Even I don’t know. I think something that I’ve definitely seen over this pandemic is, good God, how we all learned about ourselves. We have learned shit about ourselves that we wish we didn’t know. We’ve all had way too much time on our hands. But also, the downward pressure that we’ve all experienced this year. The ambiguous loss, the tangible loss, the fear, the anxiety–for me, I have learned that I’m quite accustomed to being much healthier when I have a certain amount of output and a certain amount of input. Creatively, from a performance perspective, from a chemical perspective, I am just used to running at a certain gear, and to have stopped that…Just to put it bluntly, it fucked me up. So, where do I find time for it? I just look at it as a big dance and I just try to step in at the right cue. I say “Yes” to only the things that fill my heart in the right way. I keep reinforcing to the universe, “This is the kind of stuff I want to come my way.”

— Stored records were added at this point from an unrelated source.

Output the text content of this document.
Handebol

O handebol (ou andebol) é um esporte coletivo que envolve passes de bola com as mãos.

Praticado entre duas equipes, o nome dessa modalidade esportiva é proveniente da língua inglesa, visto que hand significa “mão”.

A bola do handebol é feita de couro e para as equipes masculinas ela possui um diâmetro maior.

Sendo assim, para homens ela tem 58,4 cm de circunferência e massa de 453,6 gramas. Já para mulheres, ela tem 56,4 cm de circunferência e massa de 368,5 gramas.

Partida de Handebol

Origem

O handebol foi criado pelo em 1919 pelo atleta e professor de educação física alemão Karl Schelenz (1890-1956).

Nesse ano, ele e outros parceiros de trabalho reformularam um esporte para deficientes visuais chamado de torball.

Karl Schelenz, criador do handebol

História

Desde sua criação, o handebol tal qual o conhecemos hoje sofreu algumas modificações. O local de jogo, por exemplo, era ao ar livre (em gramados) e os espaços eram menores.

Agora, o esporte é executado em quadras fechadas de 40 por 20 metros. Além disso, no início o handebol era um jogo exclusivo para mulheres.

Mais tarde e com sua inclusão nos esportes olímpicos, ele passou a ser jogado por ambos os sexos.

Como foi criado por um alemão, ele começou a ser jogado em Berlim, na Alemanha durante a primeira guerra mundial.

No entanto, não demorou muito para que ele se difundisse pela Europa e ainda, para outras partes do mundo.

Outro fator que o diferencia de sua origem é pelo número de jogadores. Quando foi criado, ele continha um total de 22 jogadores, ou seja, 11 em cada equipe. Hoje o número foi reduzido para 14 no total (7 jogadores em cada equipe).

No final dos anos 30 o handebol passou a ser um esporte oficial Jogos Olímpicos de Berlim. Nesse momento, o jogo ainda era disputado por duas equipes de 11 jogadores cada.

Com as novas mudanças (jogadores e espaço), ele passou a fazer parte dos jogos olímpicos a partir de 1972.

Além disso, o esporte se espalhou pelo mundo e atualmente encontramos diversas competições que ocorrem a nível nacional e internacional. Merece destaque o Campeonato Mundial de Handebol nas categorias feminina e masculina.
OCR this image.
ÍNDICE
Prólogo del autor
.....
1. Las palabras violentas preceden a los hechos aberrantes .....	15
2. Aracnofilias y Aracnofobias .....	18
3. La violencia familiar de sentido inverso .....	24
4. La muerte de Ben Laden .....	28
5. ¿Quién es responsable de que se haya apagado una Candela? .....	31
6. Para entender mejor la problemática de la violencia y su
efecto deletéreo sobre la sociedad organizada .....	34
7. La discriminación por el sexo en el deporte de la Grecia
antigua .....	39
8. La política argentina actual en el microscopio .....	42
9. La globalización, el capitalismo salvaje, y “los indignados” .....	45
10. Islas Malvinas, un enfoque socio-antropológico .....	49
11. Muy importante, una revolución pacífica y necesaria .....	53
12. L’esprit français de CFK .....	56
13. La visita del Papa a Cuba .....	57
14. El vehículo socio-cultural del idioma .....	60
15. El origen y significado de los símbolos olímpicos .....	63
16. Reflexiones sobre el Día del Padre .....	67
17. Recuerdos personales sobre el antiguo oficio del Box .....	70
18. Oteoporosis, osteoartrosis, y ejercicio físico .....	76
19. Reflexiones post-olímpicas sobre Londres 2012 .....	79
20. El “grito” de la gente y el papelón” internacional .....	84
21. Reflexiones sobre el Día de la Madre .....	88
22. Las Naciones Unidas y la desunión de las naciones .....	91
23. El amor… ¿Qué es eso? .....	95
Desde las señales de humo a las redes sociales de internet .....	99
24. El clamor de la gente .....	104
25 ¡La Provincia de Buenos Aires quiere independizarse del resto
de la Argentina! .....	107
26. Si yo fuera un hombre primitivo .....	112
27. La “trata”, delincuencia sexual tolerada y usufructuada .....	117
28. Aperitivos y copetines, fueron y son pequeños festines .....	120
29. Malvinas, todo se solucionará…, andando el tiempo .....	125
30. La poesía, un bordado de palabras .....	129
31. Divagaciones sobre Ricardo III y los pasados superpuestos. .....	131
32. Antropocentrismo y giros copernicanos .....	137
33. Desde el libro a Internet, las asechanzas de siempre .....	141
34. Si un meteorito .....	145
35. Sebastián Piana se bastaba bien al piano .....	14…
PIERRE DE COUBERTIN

Kind of like “The Secret.”
Very much. Let’s manifest it.
So the album is coming out on June 25 and it will be sold as vinyl, CD and online?
I don’t think they did cassette, but I heard among the young kids that that’s becoming a new thing again. Where they are going to play, I don’t know. We didn’t do cassettes, but we did vinyl and CD and of course the digital source of your desires.
How long did it take you to record the album?
You see, we didn’t do it all at one time. We did it over the course of a year. We would go in and out, depending on the projects that Alex and I had.
So I would say cumulatively it was maybe three to four weeks of actual studio time.
Since everything is finally opening up, will you be touring in support of the album?
That is what I’m hoping. It’s a very specific album in terms of the orchestration. So being able to support that with instrumentalists, I’m looking at now trying to decide whether this is a symphony tour kind of thing or sourcing musicians from local orchestras, depending on where I go. I’ve never had an album this richly orchestrated. All that is to say is “Yes,” and I’m looking into the best ways to do so.
So, is there anything you’d like to talk about that I haven’t covered?
Yes. As of note, I would like to point out that the only duet on the album–which is “It All Fades Away” from Bridges of Madison County–is a duet that I do with Brandi Carlile, who is loved and is one of your own in the LGBTQ community. It is such a standout to me on the album, for a number of reasons. Number one is vocally, Brandi is unsurpassed, and number two, the song itself is a love song, so for two women singing this song, a lot of times we definitely don’t see (at least I haven’t) two women doing a love duet in popular music, much less in theater music. So I think that song in particular is a standout, and I would just love for people to be able to note that and celebrate it.